The evaluation and the selection of the best calibration is based on many individual statistical values including the most popular RMSEP, SEP, Bias, SEC, R2 and PCs etc.
Results and Reporting
A detailed calibration report is provided detailing the best available calibration containing all calibration parameter settings and statistics of prediction performance of the calibration set, the validation set and the test set. A visual expression of the calibration is provided with the most importance plots.
Our service works with any quantitative NIR spectra data set in the standard JCAMP-DX format and uses mainly PLS and PCR to be compatible with other chemometric calibration software.
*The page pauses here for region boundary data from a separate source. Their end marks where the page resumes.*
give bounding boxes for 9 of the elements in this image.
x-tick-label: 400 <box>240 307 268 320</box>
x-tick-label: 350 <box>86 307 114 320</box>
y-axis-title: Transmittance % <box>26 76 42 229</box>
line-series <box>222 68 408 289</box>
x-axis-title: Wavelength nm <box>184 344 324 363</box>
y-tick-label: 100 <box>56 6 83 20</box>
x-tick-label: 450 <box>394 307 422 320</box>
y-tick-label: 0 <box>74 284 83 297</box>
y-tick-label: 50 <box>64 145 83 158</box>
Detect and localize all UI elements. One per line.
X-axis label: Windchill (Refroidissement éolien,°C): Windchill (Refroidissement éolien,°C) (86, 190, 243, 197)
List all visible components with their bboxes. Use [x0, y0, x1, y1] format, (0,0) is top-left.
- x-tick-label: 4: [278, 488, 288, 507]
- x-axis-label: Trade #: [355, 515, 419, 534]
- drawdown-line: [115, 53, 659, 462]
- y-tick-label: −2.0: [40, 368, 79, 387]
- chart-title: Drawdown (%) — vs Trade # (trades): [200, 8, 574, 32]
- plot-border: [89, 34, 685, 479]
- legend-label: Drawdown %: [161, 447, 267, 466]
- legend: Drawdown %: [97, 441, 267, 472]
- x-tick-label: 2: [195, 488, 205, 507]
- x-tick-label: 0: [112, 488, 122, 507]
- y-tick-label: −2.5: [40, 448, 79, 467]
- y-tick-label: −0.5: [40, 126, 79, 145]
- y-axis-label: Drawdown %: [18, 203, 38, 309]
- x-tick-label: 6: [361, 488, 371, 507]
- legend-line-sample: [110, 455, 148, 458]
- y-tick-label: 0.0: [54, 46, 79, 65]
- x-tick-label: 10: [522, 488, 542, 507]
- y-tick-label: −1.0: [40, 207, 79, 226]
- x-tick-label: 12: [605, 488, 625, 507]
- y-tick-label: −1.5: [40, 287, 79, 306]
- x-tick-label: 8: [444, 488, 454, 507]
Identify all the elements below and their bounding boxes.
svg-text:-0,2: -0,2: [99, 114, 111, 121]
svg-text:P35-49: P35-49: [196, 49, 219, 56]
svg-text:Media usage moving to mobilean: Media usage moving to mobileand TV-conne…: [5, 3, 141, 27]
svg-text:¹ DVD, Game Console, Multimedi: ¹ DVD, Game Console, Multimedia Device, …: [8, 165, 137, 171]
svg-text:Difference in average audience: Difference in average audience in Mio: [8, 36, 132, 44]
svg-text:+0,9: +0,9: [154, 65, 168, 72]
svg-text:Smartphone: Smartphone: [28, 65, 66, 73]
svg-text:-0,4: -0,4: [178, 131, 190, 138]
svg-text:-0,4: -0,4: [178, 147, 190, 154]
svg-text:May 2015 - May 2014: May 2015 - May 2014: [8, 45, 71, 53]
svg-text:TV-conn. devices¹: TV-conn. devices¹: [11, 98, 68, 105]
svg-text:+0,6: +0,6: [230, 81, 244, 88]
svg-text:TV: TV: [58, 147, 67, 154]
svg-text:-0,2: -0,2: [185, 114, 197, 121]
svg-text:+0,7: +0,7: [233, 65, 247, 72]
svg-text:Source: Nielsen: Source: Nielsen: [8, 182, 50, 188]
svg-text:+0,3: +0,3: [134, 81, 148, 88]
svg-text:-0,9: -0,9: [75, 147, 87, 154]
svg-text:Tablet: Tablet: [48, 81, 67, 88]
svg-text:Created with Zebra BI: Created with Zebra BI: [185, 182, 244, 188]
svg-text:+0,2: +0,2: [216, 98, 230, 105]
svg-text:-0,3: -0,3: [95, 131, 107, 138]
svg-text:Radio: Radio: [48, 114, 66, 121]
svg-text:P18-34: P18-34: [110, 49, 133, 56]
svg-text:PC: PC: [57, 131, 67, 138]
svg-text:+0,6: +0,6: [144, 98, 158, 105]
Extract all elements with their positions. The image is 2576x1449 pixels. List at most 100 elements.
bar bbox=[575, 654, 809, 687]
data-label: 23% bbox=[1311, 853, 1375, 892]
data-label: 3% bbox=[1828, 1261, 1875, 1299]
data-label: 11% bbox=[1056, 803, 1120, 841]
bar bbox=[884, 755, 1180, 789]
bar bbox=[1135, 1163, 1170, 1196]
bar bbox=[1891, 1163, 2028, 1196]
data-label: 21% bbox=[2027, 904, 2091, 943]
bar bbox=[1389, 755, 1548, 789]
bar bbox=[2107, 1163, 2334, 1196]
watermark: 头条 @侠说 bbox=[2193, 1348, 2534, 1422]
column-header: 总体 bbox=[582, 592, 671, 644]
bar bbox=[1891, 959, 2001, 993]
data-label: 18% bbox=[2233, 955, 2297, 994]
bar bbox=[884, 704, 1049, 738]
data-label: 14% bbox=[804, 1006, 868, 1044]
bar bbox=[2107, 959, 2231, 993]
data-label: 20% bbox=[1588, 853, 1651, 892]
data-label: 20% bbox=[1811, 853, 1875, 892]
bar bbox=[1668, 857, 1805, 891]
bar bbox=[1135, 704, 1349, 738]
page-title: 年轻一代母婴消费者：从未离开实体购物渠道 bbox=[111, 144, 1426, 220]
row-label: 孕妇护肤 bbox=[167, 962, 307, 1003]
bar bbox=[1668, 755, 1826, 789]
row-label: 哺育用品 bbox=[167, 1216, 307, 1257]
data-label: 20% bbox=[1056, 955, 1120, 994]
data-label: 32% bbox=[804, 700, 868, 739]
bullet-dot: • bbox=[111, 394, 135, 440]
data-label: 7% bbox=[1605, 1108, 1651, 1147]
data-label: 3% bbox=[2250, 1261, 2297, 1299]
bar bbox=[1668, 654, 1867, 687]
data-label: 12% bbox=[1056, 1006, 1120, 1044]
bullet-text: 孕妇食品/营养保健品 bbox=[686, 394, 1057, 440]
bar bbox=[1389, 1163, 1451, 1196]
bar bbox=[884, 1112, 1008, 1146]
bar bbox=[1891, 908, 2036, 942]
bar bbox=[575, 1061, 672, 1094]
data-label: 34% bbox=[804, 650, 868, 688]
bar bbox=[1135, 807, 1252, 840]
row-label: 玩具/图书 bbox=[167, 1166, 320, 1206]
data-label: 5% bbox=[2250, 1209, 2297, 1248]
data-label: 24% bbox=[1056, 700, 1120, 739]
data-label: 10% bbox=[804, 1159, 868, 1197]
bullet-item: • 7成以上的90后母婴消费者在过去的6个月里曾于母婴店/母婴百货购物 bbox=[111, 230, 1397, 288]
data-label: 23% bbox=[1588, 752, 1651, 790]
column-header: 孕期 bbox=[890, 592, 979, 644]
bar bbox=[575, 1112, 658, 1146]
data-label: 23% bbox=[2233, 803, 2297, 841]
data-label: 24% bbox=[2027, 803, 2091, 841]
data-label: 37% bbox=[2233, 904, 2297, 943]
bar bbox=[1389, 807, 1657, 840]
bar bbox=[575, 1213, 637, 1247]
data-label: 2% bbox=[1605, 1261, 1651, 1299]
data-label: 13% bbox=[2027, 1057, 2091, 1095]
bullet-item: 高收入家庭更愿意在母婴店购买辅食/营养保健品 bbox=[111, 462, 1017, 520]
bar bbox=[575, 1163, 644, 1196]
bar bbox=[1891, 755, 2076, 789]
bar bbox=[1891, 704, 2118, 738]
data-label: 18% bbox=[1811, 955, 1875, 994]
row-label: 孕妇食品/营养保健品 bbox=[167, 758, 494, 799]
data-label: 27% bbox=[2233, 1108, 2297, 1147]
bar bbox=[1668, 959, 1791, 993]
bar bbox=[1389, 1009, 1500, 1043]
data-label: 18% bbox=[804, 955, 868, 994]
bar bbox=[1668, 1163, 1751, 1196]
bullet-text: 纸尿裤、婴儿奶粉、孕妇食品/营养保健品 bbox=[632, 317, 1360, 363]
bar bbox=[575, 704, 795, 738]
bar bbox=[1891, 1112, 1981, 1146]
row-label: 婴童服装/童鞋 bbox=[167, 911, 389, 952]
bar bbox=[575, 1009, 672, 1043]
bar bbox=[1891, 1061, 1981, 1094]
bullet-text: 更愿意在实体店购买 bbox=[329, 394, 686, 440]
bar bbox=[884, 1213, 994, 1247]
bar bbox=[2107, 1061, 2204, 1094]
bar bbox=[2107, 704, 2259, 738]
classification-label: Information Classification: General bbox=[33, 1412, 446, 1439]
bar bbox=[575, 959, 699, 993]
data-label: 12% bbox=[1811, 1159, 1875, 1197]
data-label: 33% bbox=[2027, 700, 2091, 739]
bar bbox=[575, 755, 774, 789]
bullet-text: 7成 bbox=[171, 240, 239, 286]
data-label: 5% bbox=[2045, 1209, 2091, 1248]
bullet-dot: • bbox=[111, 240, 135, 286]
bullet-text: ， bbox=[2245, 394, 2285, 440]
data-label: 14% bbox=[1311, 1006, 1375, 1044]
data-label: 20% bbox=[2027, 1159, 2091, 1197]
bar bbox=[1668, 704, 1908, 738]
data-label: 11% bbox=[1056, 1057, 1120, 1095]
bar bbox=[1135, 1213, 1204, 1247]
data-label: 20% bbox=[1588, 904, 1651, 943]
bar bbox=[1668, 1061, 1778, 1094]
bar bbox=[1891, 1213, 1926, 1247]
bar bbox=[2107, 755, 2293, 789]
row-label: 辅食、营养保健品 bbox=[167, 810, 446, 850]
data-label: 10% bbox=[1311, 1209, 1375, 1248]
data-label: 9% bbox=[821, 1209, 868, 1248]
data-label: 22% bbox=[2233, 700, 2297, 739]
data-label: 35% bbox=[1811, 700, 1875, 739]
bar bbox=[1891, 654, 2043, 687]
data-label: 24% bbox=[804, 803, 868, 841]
- Chemometrics is the science of extracting information from chemical systems by data-driven means. It is a highly interfacial discipline, using methods frequently employed in core data-analytic disciplines such as multivariate statistics, applied mathematics, and computer science, in order to address problems in chemistry, biochemistry, medicine, biology and chemical engineering. In this way, it mirrors several other interfacial ‘-metrics’ such as psychometrics and econometrics.
– Wikipedia (2012)
- Chemometrics is the science of relating measurements made on a chemical system or process to the state of the system via application of mathematical or statistical methods. Chemometric research spans a wide area of different methods which can be applied in chemistry. There are techniques for collecting good data (optimization of experimental parameters, design of experiments, calibration, signal processing) and for getting information from these data (statistics, pattern recognition, modeling, structure-property-relationship estimations). Chemometrics tries to build a bridge between the methods and their application in chemistry.
– The International Chemometrics Society (ICS)
- Chemometrics is what chemometricians do.
- Chemometrics is the application of mathematical and statistical techniques in chemistry.
- Chemometrics is the application of mathematical or statistical methods to chemical data.